Phidias: A Generative Model for Creating 3D Content from Text, Image, and 3D Conditions with Reference-Augmented Diffusion

In 3D modeling, designers often use an existing 3D model as a reference to create new ones. This practice has inspired the development of Phidias, a novel generative model that uses diffusion for reference-augmented 3D generation. Given an image, our method leverages a retrieved or user-provided 3D reference model to guide the generation process, thereby enhancing the generation quality, generalization ability, and controllability. Our model integrates three key components: 1) meta-ControlNet that dynamically modulates the conditioning strength, 2) dynamic reference routing that mitigates misalignment between the input image and 3D reference, and 3) self-reference augmentations that enable self-supervised training with a progressive curriculum. Collectively, these designs result in a clear improvement over existing methods. Phidias establishes a unified framework for 3D generation using text, image, and 3D conditions with versatile applications.

ThemeStation: Generating Theme-Aware 3D Assets from Few Exemplars

Real-world applications often require a large gallery of 3D assets that share a consistent theme. While remarkable advances have been made in general 3D content creation from text or image, synthesizing customized 3D assets following the shared theme of input 3D exemplars remains an open and challenging problem. In this work, we present ThemeStation, a novel approach for theme-aware 3D-to-3D generation. ThemeStation synthesizes customized 3D assets based on given few exemplars with two goals: 1) unity for generating 3D assets that thematically align with the given exemplars and 2) diversity for generating 3D assets with a high degree of variations. To this end, we design a two-stage framework that draws a concept image first, followed by a reference-informed 3D modeling stage. We propose a novel dual score distillation (DSD) loss to jointly leverage priors from both the input exemplars and the synthesized concept image. Extensive experiments and user studies confirm that ThemeStation surpasses prior works in producing diverse theme-aware 3D models with impressive quality. ThemeStation also enables various applications such as controllable 3D-to-3D generation.

Referring Image Segmentation Using Text Supervision

Existing Referring Image Segmentation (RIS) methods typically require expensive pixel-level or box-level annotations for supervision. In this paper, we observe that the referring texts used in RIS already provide sufficient information to localize the target object. Hence, we propose a novel weakly-supervised RIS framework to formulate the target localization problem as a classification process to differentiate between positive and negative text expressions. While the referring text expressions for an image are used as positive expressions, the referring text expressions from other images can be used as negative expressions for this image. Our framework has three main novelties. First, we propose a bilateral prompt method to facilitate the classification process, by harmonizing the domain discrepancy between visual and linguistic features. Second, we propose a calibration method to reduce noisy background information and improve the correctness of the response maps for target object localization. Third, we propose a positive response map selection strategy to generate high-quality pseudo-labels from the enhanced response maps, for training a segmentation network for RIS inference. For evaluation, we propose a new metric to measure localization accuracy. Experiments on four benchmarks show that our framework achieves promising performances to existing fully-supervised RIS methods while outperforming state-of-the-art weakly-supervised methods adapted from related areas. Code is available at https://github.com/fawnliu/TRIS.
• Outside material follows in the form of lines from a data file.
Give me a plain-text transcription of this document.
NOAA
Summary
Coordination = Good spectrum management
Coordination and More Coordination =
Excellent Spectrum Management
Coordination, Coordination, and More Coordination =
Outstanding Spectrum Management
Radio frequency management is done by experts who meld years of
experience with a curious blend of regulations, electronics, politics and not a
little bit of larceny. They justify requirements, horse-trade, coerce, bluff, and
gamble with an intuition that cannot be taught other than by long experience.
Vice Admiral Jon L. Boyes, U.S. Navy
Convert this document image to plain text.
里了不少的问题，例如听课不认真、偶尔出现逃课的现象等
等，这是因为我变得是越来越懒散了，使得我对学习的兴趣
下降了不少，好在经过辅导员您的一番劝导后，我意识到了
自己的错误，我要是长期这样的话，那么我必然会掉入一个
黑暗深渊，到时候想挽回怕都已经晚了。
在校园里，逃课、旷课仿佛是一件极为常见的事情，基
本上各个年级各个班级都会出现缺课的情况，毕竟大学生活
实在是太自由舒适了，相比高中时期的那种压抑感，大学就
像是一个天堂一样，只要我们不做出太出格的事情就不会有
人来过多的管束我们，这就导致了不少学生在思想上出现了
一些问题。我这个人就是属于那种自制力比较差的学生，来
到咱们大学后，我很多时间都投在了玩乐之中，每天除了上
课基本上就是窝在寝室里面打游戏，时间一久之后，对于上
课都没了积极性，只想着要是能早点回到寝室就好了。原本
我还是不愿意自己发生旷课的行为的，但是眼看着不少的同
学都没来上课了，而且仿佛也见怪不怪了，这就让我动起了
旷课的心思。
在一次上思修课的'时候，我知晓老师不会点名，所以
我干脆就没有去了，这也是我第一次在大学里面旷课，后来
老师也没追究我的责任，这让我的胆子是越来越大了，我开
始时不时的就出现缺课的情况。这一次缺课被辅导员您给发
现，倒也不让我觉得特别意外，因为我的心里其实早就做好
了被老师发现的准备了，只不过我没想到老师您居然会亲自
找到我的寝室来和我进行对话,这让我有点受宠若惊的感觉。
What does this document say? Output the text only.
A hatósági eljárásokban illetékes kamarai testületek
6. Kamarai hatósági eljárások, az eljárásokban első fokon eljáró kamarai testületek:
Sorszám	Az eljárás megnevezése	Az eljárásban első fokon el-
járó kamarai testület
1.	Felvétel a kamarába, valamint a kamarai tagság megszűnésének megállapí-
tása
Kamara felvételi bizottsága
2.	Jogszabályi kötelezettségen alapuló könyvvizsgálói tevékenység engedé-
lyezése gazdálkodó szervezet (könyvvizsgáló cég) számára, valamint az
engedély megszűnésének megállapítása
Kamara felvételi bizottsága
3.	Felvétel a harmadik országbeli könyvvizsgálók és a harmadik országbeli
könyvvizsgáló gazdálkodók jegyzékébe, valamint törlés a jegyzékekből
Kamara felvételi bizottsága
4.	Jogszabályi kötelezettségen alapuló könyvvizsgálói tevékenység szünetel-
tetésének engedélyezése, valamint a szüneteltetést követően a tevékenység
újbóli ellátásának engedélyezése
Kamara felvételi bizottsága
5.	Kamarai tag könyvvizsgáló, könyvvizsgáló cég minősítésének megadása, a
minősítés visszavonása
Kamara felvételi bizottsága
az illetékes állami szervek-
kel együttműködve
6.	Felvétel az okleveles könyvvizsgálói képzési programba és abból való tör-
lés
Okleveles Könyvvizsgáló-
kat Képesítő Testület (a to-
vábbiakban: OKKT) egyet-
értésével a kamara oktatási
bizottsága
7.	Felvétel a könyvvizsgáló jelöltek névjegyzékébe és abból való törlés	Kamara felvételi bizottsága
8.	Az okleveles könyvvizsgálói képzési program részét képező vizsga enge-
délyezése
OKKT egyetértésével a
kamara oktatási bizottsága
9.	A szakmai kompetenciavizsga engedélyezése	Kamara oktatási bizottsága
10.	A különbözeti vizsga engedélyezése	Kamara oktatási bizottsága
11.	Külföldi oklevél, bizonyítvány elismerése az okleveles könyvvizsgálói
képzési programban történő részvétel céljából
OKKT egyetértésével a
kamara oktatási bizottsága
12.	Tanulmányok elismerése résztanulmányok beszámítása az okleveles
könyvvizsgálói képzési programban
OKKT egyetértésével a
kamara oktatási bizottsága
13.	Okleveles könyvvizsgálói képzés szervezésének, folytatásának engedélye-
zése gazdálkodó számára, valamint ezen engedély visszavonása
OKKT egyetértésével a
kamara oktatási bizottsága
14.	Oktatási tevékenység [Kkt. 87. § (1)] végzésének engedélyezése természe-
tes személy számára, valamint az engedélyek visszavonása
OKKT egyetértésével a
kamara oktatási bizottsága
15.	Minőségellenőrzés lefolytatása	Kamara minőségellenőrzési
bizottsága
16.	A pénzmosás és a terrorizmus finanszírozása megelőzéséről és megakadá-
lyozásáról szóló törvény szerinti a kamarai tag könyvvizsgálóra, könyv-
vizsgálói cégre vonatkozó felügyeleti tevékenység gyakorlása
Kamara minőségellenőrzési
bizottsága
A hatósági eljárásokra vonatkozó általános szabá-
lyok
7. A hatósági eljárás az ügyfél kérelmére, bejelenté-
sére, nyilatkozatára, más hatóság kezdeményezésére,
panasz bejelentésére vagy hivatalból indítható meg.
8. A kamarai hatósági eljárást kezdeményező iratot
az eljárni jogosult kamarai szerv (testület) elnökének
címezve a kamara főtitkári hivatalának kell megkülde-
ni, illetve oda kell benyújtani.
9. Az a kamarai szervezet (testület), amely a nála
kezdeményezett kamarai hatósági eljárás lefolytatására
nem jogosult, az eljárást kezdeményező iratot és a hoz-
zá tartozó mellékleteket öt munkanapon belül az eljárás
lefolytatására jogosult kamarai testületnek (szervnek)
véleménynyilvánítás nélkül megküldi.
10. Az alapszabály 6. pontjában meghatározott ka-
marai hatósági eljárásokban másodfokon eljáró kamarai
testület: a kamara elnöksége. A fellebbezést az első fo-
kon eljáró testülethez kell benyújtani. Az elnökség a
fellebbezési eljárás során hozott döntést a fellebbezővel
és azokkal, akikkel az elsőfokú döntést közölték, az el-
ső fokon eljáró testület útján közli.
Language-based Photo Color Adjustment for Graphic Designs

Adjusting the photo color to associate with some design elements is an essential way for a graphic design to effectively deliver its message and make it aesthetically pleasing. However, existing tools and previous works face a dilemma between the ease of use and level of expressiveness. To this end, we introduce an interactive language-based approach for photo recoloring, which provides an intuitive system that can assist both experts and novices on graphic design. Given a graphic design containing a photo that needs to be recolored, our model can predict the source colors and the target regions, and then recolor the target regions with the source colors based on the given language-based instruction. The multi-granularity of the instruction allows diverse user intentions. The proposed novel task faces several unique challenges, including: 1) color accuracy for recoloring with exactly the same color from the target design element as specified by the user; 2) multi-granularity instructions for parsing instructions correctly to generate a specific result or multiple plausible ones; and 3) locality for recoloring in semantically meaningful local regions to preserve original image semantics. To address these challenges, we propose a model called LangRecol with two main components: the language-based source color prediction module and the semantic-palette-based photo recoloring module. We also introduce an approach for generating a synthetic graphic design dataset with instructions to enable model training. We evaluate our model via extensive experiments and user studies. We also discuss several practical applications, showing the effectiveness and practicality of our approach. Code and data for this paper are at: https://zhenwwang.github.io/langrecol.